StarSs, or Star SuperScalar, is a family of programming models that also offer implicit parallelism through a set of compiler annotations. It differs from OpenMP in some important areas. StarSs uses a different execution model, thread-pool where OpenMP implements fork-join parallelism. StarSs also includes features to target heterogeneous architectures through leveraging native kernels implementation while OpenMP targets accelerator support through direct compiler code generation. Finally StarSs offers asynchronous parallelism as the main mechanism of expressing parallelism whereas OpenMP only started to implement it since its version 3.0. Also StarSs offers task synchronization by means of dependences as the main mechanism of expressing the task execution order, enabling the look-ahead instantiation of task whereas OpenMP included it since its version 4.0.
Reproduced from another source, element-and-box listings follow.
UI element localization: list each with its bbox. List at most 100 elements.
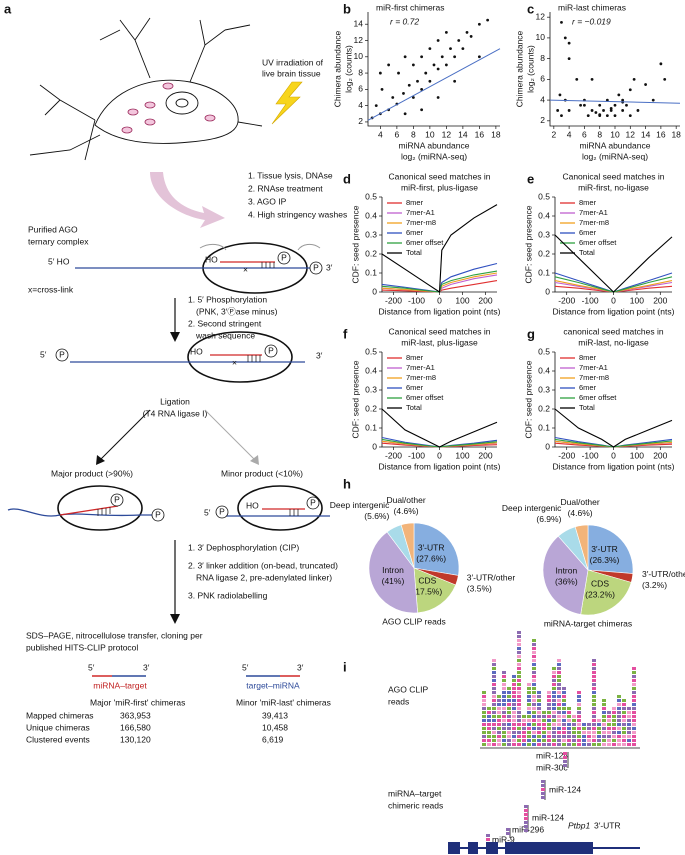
legend-label: 6mer offset (406, 393, 444, 402)
read (502, 715, 506, 718)
read (617, 707, 621, 710)
read (552, 743, 556, 746)
slice-value: (4.6%) (568, 508, 593, 518)
read (617, 739, 621, 742)
read (622, 719, 626, 722)
chimeric-read (541, 784, 545, 787)
x-tick-label: 100 (630, 450, 644, 460)
slice-value: (17.5%) (412, 586, 442, 596)
read (482, 711, 486, 714)
read (567, 731, 571, 734)
read (547, 715, 551, 718)
y-tick-label: 0.5 (365, 346, 377, 356)
read (592, 727, 596, 730)
read (487, 707, 491, 710)
read (552, 727, 556, 730)
mirna-label: miR-9 (492, 834, 515, 844)
read (602, 715, 606, 718)
read (517, 655, 521, 658)
legend-label: 6mer (406, 383, 424, 392)
point (651, 98, 655, 102)
read (592, 743, 596, 746)
pie-slice (580, 569, 632, 616)
read (577, 739, 581, 742)
chart-title: miR-last chimeras (558, 2, 626, 12)
read (517, 707, 521, 710)
major-label: Major product (>90%) (51, 468, 133, 478)
exon (448, 842, 460, 854)
read (562, 699, 566, 702)
read (597, 723, 601, 726)
read (492, 659, 496, 662)
read (592, 695, 596, 698)
y-tick-label: 0.1 (365, 267, 377, 277)
read (632, 727, 636, 730)
minor-label: Minor product (<10%) (221, 468, 303, 478)
point (579, 103, 582, 107)
read (542, 719, 546, 722)
read (617, 723, 621, 726)
read (612, 743, 616, 746)
slice-label: 3′-UTR (591, 544, 618, 554)
read (507, 735, 511, 738)
cell: 6,619 (262, 734, 284, 744)
mirna-label: miR-30c (536, 762, 568, 772)
read (552, 699, 556, 702)
read (602, 739, 606, 742)
read (517, 743, 521, 746)
y-tick-label: 0.4 (365, 365, 377, 375)
read (527, 739, 531, 742)
point (567, 41, 571, 45)
read (522, 715, 526, 718)
series-line (554, 276, 673, 293)
step: 4. High stringency washes (248, 209, 347, 219)
read (622, 699, 626, 702)
read (557, 731, 561, 734)
read (537, 739, 541, 742)
chart-title: miR-first, no-ligase (578, 182, 649, 192)
read (557, 703, 561, 706)
read (507, 723, 511, 726)
slice-label: 3′-UTR/other (467, 572, 516, 582)
read (532, 707, 536, 710)
point (391, 96, 395, 99)
step: 3. AGO IP (248, 196, 287, 206)
read (547, 731, 551, 734)
read (582, 743, 586, 746)
legend-label: Total (406, 403, 422, 412)
cell: 363,953 (120, 710, 151, 720)
x-axis-label: Distance from ligation point (nts) (379, 306, 501, 316)
read (502, 671, 506, 674)
read (557, 719, 561, 722)
read (632, 683, 636, 686)
read (537, 743, 541, 746)
read (517, 715, 521, 718)
read (612, 735, 616, 738)
x-axis-label: Distance from ligation point (nts) (553, 306, 675, 316)
point (420, 55, 424, 59)
step: (PNK, 3′Ⓟase minus) (196, 306, 278, 316)
read (497, 731, 501, 734)
point (453, 55, 457, 59)
read (492, 739, 496, 742)
point (621, 109, 625, 112)
read (502, 683, 506, 686)
read (627, 735, 631, 738)
read (592, 687, 596, 690)
read (552, 691, 556, 694)
read (597, 719, 601, 722)
point (449, 47, 452, 51)
read (552, 739, 556, 742)
point (397, 71, 400, 75)
x-tick-label: -200 (558, 295, 575, 305)
read (557, 687, 561, 690)
base-pairs (289, 509, 299, 516)
point (453, 79, 457, 83)
slice-value: (3.5%) (467, 583, 492, 593)
step: 1. 5′ Phosphorylation (188, 294, 267, 304)
x-tick-label: 100 (455, 295, 469, 305)
end-label: 5′ (88, 662, 95, 672)
read (627, 719, 631, 722)
point (605, 98, 609, 102)
read (547, 727, 551, 730)
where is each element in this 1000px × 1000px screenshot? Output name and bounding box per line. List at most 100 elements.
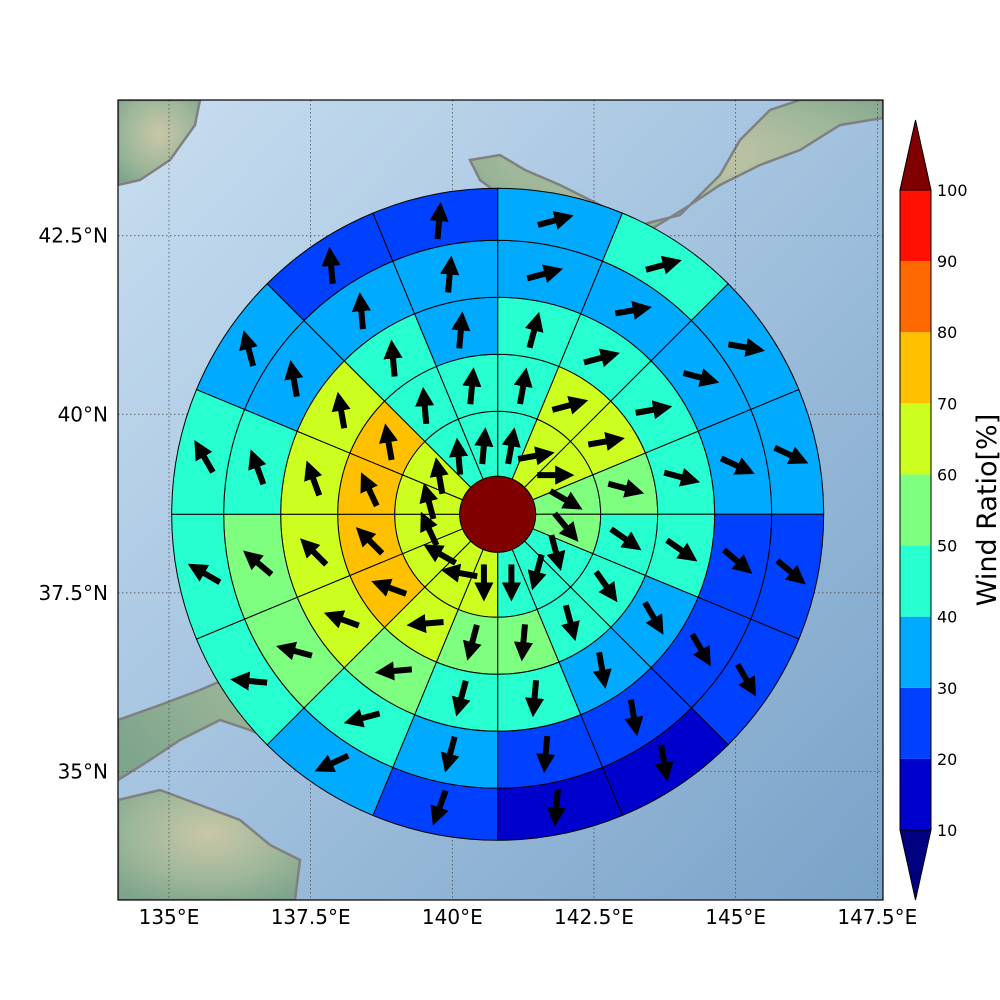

StarSs raises the bar on how much implicitness is offered by the programming model. When programming using OpenMP, the developer first has to define which regions of the program will be executed on parallel, then he or she has to express how the inner code has to be executed by the threads forming the parallel region, and finally it may be required to add directives to synchronize the different parts of the parallel execution. StarSs simplifies part of this process by providing an environment where parallelism is implicitly created from the beginning of the execution, thus the developer can omit the declaration of parallel regions. The definition of parallel code is used using the concept of tasks, which are pieces of code which can be executed asynchronously in parallel. When it comes to synchronizing the different parallel regions of a StarSs applications, the programming model also offers a dependency mechanism which allows to express the correct order in which individual tasks must be executed to guarantee a proper execution. This mechanism enables a much richer expression of parallelism by StarSs than the one achieved by OpenMP, this makes StarSs applications to exploit the parallel resources more efficiently.

OmpSs tries to be the evolution that OpenMP needs in order to be able to target newer architectures. For this, OmpSs takes key features from OpenMP but also new ideas that have been developed in the StarSs family of programming models.